A Comissão de Trabalhadores da RTP defendeu numa missiva que os colegas não vacinados não devem utilizar espaços fechados de utilização coletiva, ainda que entenda que ninguém é obrigado a vacinar-se.

Numa publicação no Facebook, a Comissão de Trabalhadores da estação de televisão pública nota que “a liberdade de cada um ou cada uma de nós acaba onde começa a liberdade do próximo”, sendo importante “saber se quem trabalha ao nosso lado se fez vacinar ou não”. Para os trabalhadores, este é um “princípio fundamental, que vale em todo o mundo, em todo o país e também na RTP”.

“A vacinação não é obrigatória e quem não quis vacinar-se pode invocar um princípio de liberdade individual para justificar essa recusa. Mas ninguém que tenha recusado vacinar-se pode impor a sua presença em espaços fechados a colegas que se vacinaram, para proteção própria e para proteção alheia”, escreve a comissão na publicação.
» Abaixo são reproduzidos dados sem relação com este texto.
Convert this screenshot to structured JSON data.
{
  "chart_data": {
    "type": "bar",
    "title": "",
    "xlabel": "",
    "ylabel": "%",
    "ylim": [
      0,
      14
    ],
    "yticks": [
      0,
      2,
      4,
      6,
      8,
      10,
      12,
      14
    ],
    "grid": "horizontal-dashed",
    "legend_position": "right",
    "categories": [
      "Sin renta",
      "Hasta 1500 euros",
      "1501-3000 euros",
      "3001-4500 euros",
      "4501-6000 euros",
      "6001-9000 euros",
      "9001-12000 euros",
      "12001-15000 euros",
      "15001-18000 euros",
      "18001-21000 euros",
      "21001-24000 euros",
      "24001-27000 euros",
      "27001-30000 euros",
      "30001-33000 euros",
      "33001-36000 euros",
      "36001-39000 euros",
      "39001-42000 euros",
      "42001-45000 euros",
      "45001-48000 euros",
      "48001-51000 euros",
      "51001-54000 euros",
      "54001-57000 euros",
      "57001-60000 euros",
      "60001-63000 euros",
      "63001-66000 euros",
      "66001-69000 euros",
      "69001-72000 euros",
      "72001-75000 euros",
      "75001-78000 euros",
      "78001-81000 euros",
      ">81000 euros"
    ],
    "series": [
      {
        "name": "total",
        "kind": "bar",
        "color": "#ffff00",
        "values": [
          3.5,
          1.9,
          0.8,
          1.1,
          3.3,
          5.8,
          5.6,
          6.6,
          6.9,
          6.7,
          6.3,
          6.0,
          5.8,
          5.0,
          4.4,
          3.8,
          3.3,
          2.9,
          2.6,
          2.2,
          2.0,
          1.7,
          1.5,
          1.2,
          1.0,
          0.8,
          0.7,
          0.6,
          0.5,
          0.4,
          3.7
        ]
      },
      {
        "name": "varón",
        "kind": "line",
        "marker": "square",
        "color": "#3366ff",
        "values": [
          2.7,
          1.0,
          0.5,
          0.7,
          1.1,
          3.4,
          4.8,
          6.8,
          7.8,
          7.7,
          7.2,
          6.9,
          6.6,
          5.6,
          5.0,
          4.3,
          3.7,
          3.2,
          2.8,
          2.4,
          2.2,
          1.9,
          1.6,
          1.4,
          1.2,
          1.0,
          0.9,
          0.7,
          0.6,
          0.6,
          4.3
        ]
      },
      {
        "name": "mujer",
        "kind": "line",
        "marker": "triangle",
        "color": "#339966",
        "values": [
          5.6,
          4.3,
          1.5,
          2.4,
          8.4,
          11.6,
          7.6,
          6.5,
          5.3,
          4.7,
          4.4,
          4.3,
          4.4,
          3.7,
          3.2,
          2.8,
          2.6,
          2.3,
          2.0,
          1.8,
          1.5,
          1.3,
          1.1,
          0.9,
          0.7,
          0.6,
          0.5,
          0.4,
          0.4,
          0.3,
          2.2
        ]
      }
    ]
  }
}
Assim, e em caso de conflito entre vacinados e não vacinados, a comissão entende que “deve prevalecer a defesa do coletivo, que se vacinou e que não tem obrigação alguma de tolerar a presença de uma minoria que, em nome da sua própria obstinação negacionista, pode comprometer as precauções tomadas por todos”.
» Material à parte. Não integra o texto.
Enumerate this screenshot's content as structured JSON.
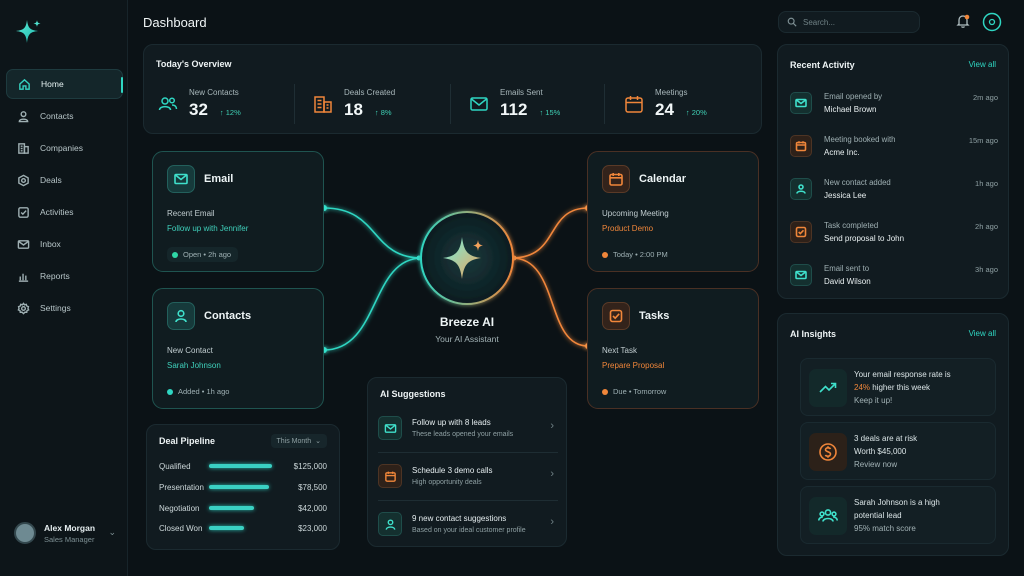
{
  "sidebar": {
    "items": [
      {
        "label": "Home",
        "icon": "home-icon"
      },
      {
        "label": "Contacts",
        "icon": "user-icon"
      },
      {
        "label": "Companies",
        "icon": "building-icon"
      },
      {
        "label": "Deals",
        "icon": "target-icon"
      },
      {
        "label": "Activities",
        "icon": "checkbox-icon"
      },
      {
        "label": "Inbox",
        "icon": "mail-icon"
      },
      {
        "label": "Reports",
        "icon": "bar-chart-icon"
      },
      {
        "label": "Settings",
        "icon": "gear-icon"
      }
    ],
    "user": {
      "name": "Alex Morgan",
      "role": "Sales Manager"
    }
  },
  "header": {
    "title": "Dashboard",
    "search_placeholder": "Search..."
  },
  "overview": {
    "title": "Today's Overview",
    "stats": [
      {
        "label": "New Contacts",
        "value": "32",
        "delta": "12%"
      },
      {
        "label": "Deals Created",
        "value": "18",
        "delta": "8%"
      },
      {
        "label": "Emails Sent",
        "value": "112",
        "delta": "15%"
      },
      {
        "label": "Meetings",
        "value": "24",
        "delta": "20%"
      }
    ]
  },
  "hub": {
    "name": "Breeze AI",
    "subtitle": "Your AI Assistant",
    "email": {
      "title": "Email",
      "sub": "Recent Email",
      "highlight": "Follow up with Jennifer",
      "status": "Open • 2h ago"
    },
    "contacts": {
      "title": "Contacts",
      "sub": "New Contact",
      "highlight": "Sarah Johnson",
      "status": "Added • 1h ago"
    },
    "calendar": {
      "title": "Calendar",
      "sub": "Upcoming Meeting",
      "highlight": "Product Demo",
      "status": "Today • 2:00 PM"
    },
    "tasks": {
      "title": "Tasks",
      "sub": "Next Task",
      "highlight": "Prepare Proposal",
      "status": "Due • Tomorrow"
    }
  },
  "pipeline": {
    "title": "Deal Pipeline",
    "filter": "This Month",
    "rows": [
      {
        "label": "Qualified",
        "value": "$125,000",
        "fill": 1.0
      },
      {
        "label": "Presentation",
        "value": "$78,500",
        "fill": 0.95
      },
      {
        "label": "Negotiation",
        "value": "$42,000",
        "fill": 0.72
      },
      {
        "label": "Closed Won",
        "value": "$23,000",
        "fill": 0.55
      }
    ]
  },
  "suggestions": {
    "title": "AI Suggestions",
    "items": [
      {
        "l1": "Follow up with 8 leads",
        "l2": "These leads opened your emails"
      },
      {
        "l1": "Schedule 3 demo calls",
        "l2": "High opportunity deals"
      },
      {
        "l1": "9 new contact suggestions",
        "l2": "Based on your ideal customer profile"
      }
    ]
  },
  "activity": {
    "title": "Recent Activity",
    "view_all": "View all",
    "items": [
      {
        "l1": "Email opened by",
        "l2": "Michael Brown",
        "time": "2m ago"
      },
      {
        "l1": "Meeting booked with",
        "l2": "Acme Inc.",
        "time": "15m ago"
      },
      {
        "l1": "New contact added",
        "l2": "Jessica Lee",
        "time": "1h ago"
      },
      {
        "l1": "Task completed",
        "l2": "Send proposal to John",
        "time": "2h ago"
      },
      {
        "l1": "Email sent to",
        "l2": "David Wilson",
        "time": "3h ago"
      }
    ]
  },
  "insights": {
    "title": "AI Insights",
    "view_all": "View all",
    "items": [
      {
        "l1": "Your email response rate is",
        "l2": "24%",
        "l2b": " higher this week",
        "l3": "Keep it up!"
      },
      {
        "l1": "3 deals are at risk",
        "l2": "Worth $45,000",
        "l3": "Review now"
      },
      {
        "l1": "Sarah Johnson is a high",
        "l2": "potential lead",
        "l3": "95% match score"
      }
    ]
  },
  "colors": {
    "teal": "#2fd6c2",
    "orange": "#f0863a",
    "bg": "#0b1216"
  }
}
No fim do texto, a comissão destaca mesmo que “quem recusou a vacinação não deve ser admitido em espaços fechados de utilização coletiva”, dado poder levar a uma infeção geral da equipa.

A maioria dos comentários apelidam a publicação de “vergonhosa”, escrevendo que se trata de discriminação para quem escolheu não ser vacinado contra o vírus da Covid-19. Muitos comentários apontam ainda que a Comissão de Trabalhadores está a apresentar “uma autêntica segregação digna de tempos da Segunda Guerra”.